Un soldato israeliano è stato assassinato la scorsa notte nell’insediamento di Migdal Oz, tra Betlemme e Hebron, in Cisgiordania. Lo ha riferito la radio militare secondo cui il ragazzo, di 19 anni, è stato pugnalato ripetutamente da attentatori che si sono poi dati alla fuga. In un comunicato il portavoce militare ha precisato che il corpo del soldato è stato trovato questa mattina all’alba e che presentava numerose ferite di arma da taglio. Si tratta – ha aggiunto il portavoce – di uno studente di collegio rabbinico inquadrato nelle forze armate. Tuttavia, secondo la radio militare, ancora non era stato addestrato. A quanto risulta non era armato. L’esercito sta verificando la possibilità che sia stato rapito e poi ucciso in un posto diverso.

L’esercito non ha dubbi che si tratti di un attentato palestinese e conduce estese ricerche, nel timore che essi possano colpire ancora. “Le forze di sicurezza sono impegnate adesso in una caccia per catturare il bieco terrorista e regolare i conti”, ha affermato in un comunicato il premier israeliano Benyamin Netanyahu. Per il momento non è noto se intenda convocare oggi il Consiglio di difesa del governo. Da parte sua l’ex ministro della difesa Avigdor Lieberman, leader del partito di destra laico Israel Beitenu, lo ha già criticato: “La nostra resa al terrorismo a Gaza – ha osservato, riferendosi alla cautela di Netanyahu di fronte a Hamas – porta ad attentati a Gerusalemme e in Giudea-Samaria (Cisgiordania)”. Si riferiva fra l’altro ad un attentato a Gerusalemme, sventato in extremis nei giorni scorsi dai servizi segreti israeliani, che era stato progettato da una cellula di Hebron su istruzione del braccio armato di Hamas.

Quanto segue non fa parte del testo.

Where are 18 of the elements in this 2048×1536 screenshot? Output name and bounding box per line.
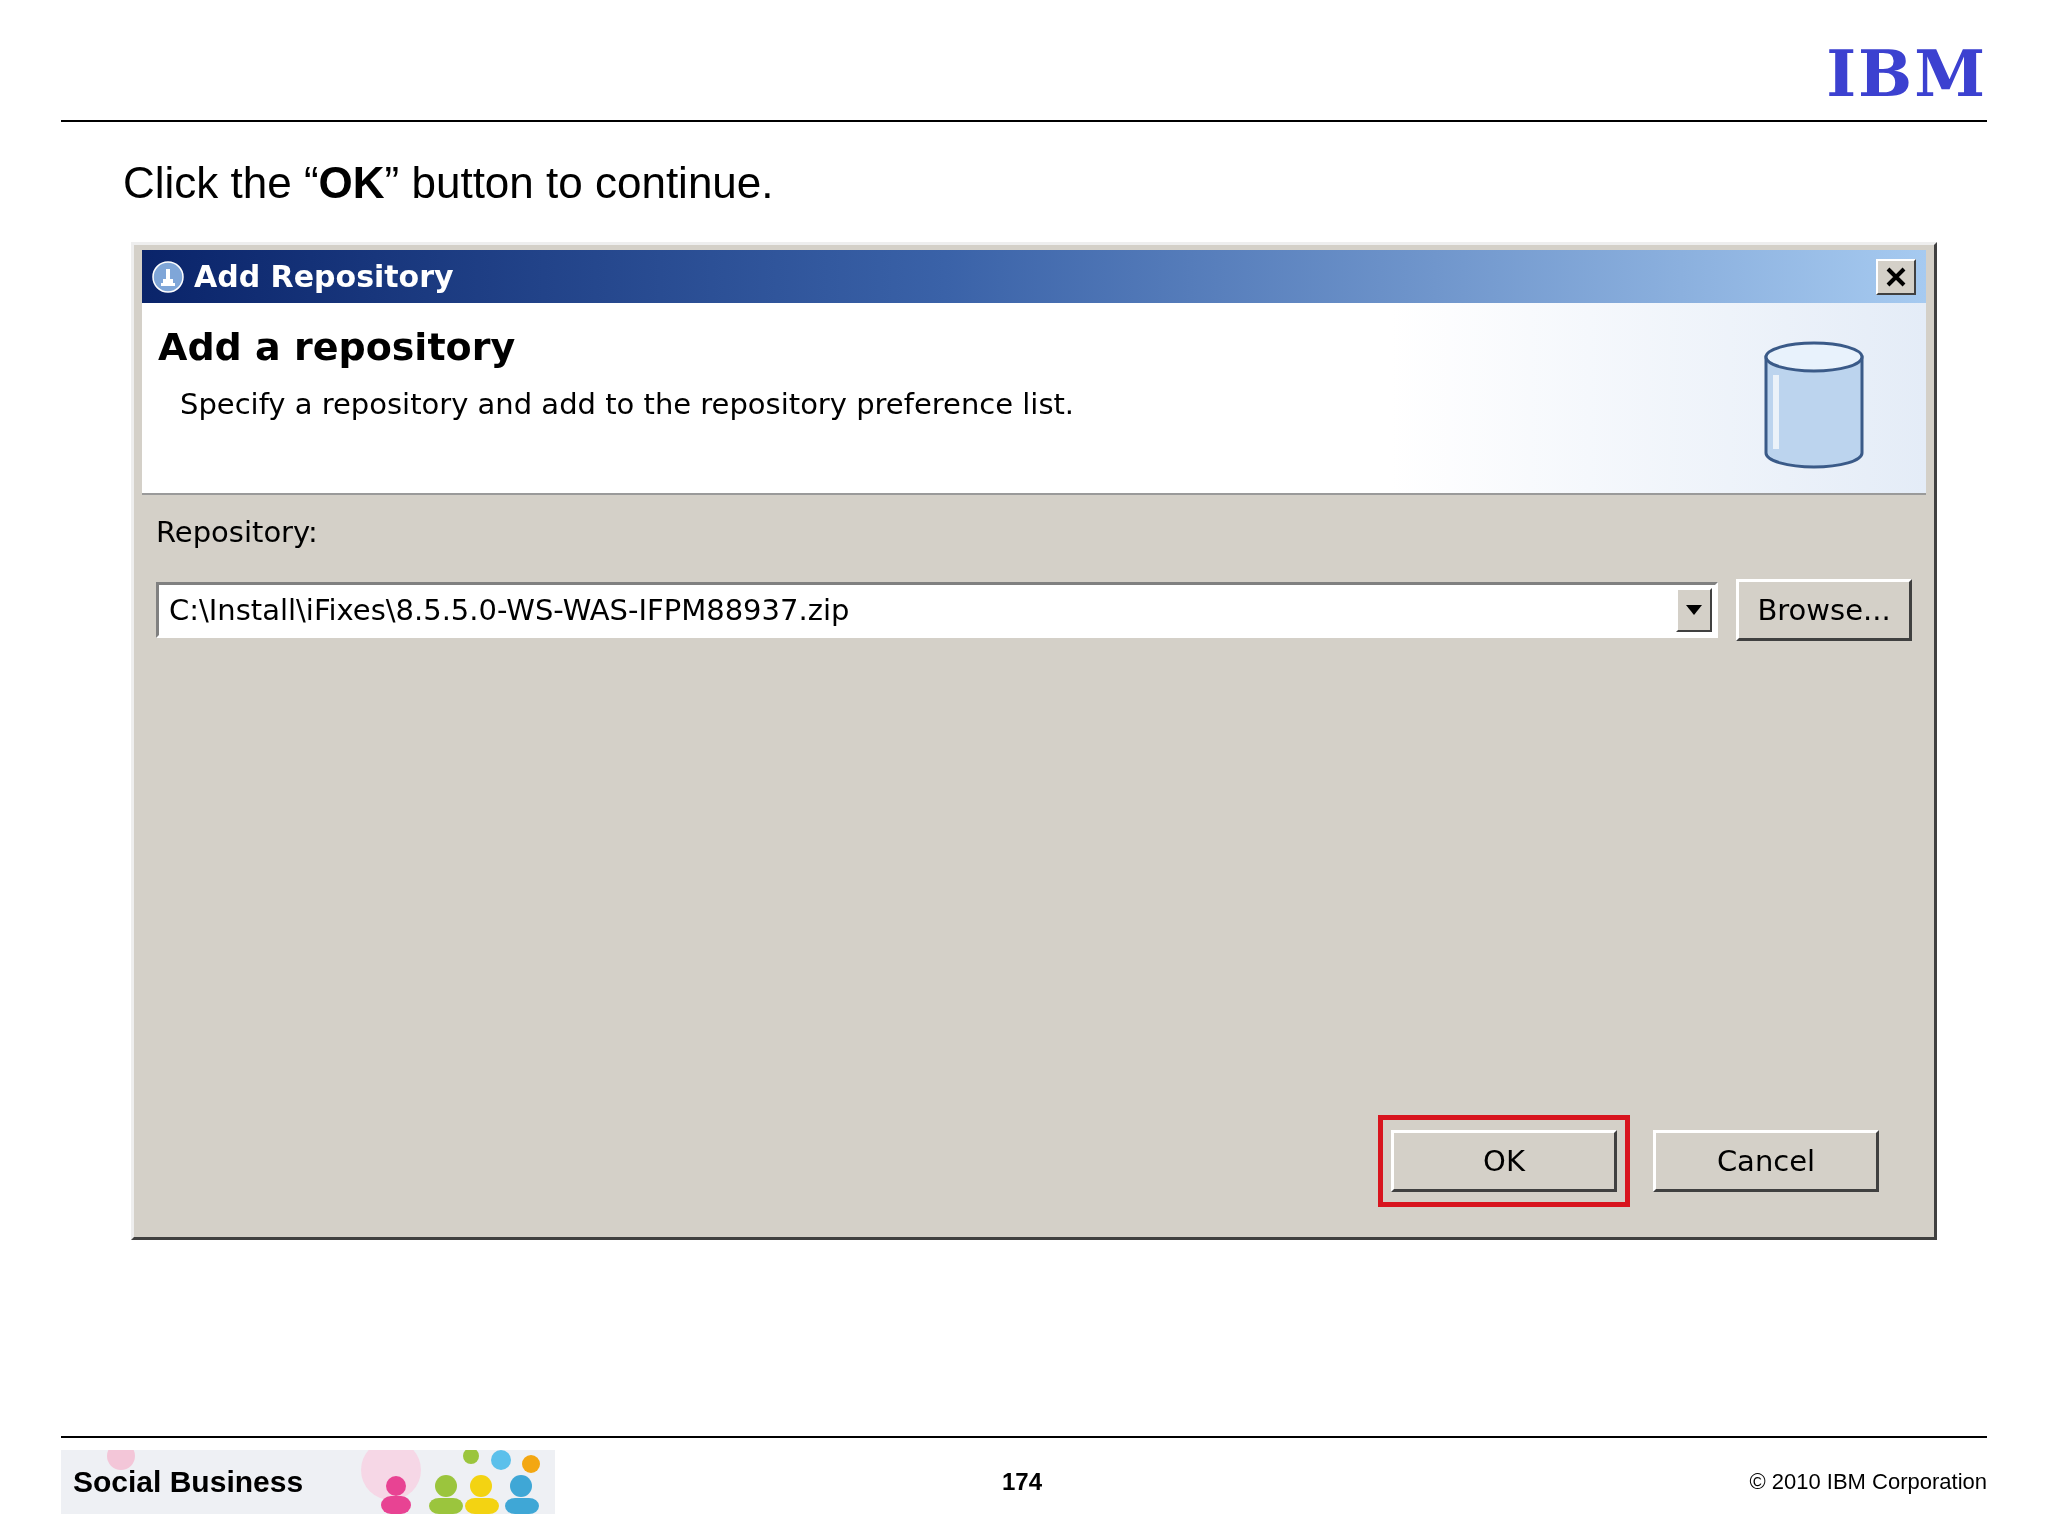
page-number: 174 [1002, 1468, 1043, 1496]
close-icon [1885, 266, 1907, 287]
close-button[interactable] [1876, 258, 1916, 295]
ok-button[interactable]: OK [1391, 1130, 1617, 1192]
repository-combo-box[interactable]: C:\Install\iFixes\8.5.5.0-WS-WAS-IFPM88937.zip [156, 582, 1718, 638]
window-title: Add Repository [194, 259, 455, 294]
app-icon [152, 260, 184, 293]
dialog-heading: Add a repository [158, 325, 516, 369]
dialog-description: Specify a repository and add to the repository preference list. [180, 387, 1075, 421]
cylinder-icon [1762, 339, 1866, 471]
field-label: Repository: [156, 515, 318, 549]
cancel-button[interactable]: Cancel [1653, 1130, 1879, 1192]
repository-input[interactable]: C:\Install\iFixes\8.5.5.0-WS-WAS-IFPM88937.zip [159, 593, 1676, 627]
ibm-logo: IBM [1826, 44, 1987, 104]
instruction-text: Click the “OK” button to continue. [123, 158, 774, 208]
copyright-text: © 2010 IBM Corporation [1749, 1469, 1987, 1495]
brand-label: Social Business [73, 1465, 304, 1499]
browse-button[interactable]: Browse... [1736, 579, 1912, 641]
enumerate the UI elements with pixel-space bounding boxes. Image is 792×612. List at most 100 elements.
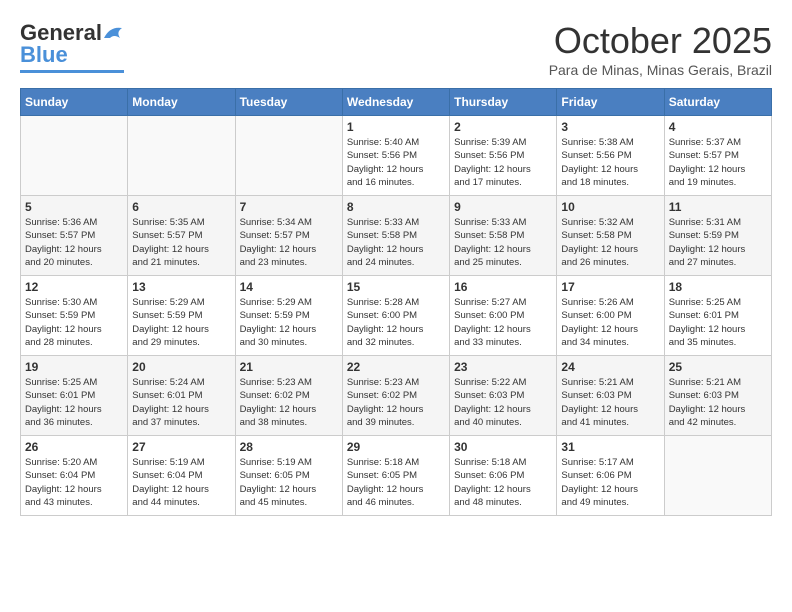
weekday-header-tuesday: Tuesday xyxy=(235,89,342,116)
day-info: Sunrise: 5:29 AM Sunset: 5:59 PM Dayligh… xyxy=(132,296,230,349)
day-info: Sunrise: 5:24 AM Sunset: 6:01 PM Dayligh… xyxy=(132,376,230,429)
logo-underline xyxy=(20,70,124,73)
day-info: Sunrise: 5:38 AM Sunset: 5:56 PM Dayligh… xyxy=(561,136,659,189)
calendar-cell: 25Sunrise: 5:21 AM Sunset: 6:03 PM Dayli… xyxy=(664,356,771,436)
day-number: 23 xyxy=(454,360,552,374)
day-number: 22 xyxy=(347,360,445,374)
weekday-header-monday: Monday xyxy=(128,89,235,116)
calendar-cell: 30 Sunrise: 5:18 AM Sunset: 6:06 PM Dayli… xyxy=(450,436,557,516)
day-number: 31 xyxy=(561,440,659,454)
day-number: 13 xyxy=(132,280,230,294)
calendar-cell: 3Sunrise: 5:38 AM Sunset: 5:56 PM Daylig… xyxy=(557,116,664,196)
calendar-cell: 1 Sunrise: 5:40 AM Sunset: 5:56 PM Daylig… xyxy=(342,116,449,196)
calendar-row-3: 12 Sunrise: 5:30 AM Sunset: 5:59 PM Dayli… xyxy=(21,276,772,356)
weekday-header-wednesday: Wednesday xyxy=(342,89,449,116)
calendar-cell: 10Sunrise: 5:32 AM Sunset: 5:58 PM Dayli… xyxy=(557,196,664,276)
weekday-header-sunday: Sunday xyxy=(21,89,128,116)
calendar-cell: 20 Sunrise: 5:24 AM Sunset: 6:01 PM Dayli… xyxy=(128,356,235,436)
location-subtitle: Para de Minas, Minas Gerais, Brazil xyxy=(549,62,772,78)
calendar-cell: 9 Sunrise: 5:33 AM Sunset: 5:58 PM Daylig… xyxy=(450,196,557,276)
calendar-cell: 23 Sunrise: 5:22 AM Sunset: 6:03 PM Dayli… xyxy=(450,356,557,436)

Da Gaza il portavoce della Jihad islamica, Daud Shihab, “si felicita” – secondo quanto riporta l’Ansa – dell’uccisione del soldato israeliano in Cisgiordania: secondo il gruppo militante palestinese, “si è trattato di una operazione ardita” che costituisce un messaggio di incoraggiamento “per i palestinesi prigionieri di Israele”. Questo appare un riferimento a voci, ancora non confermate, secondo cui in una fase iniziale gli assalitori del soldato abbiano tentato di rapirlo per scambiarlo con detenuti palestinesi.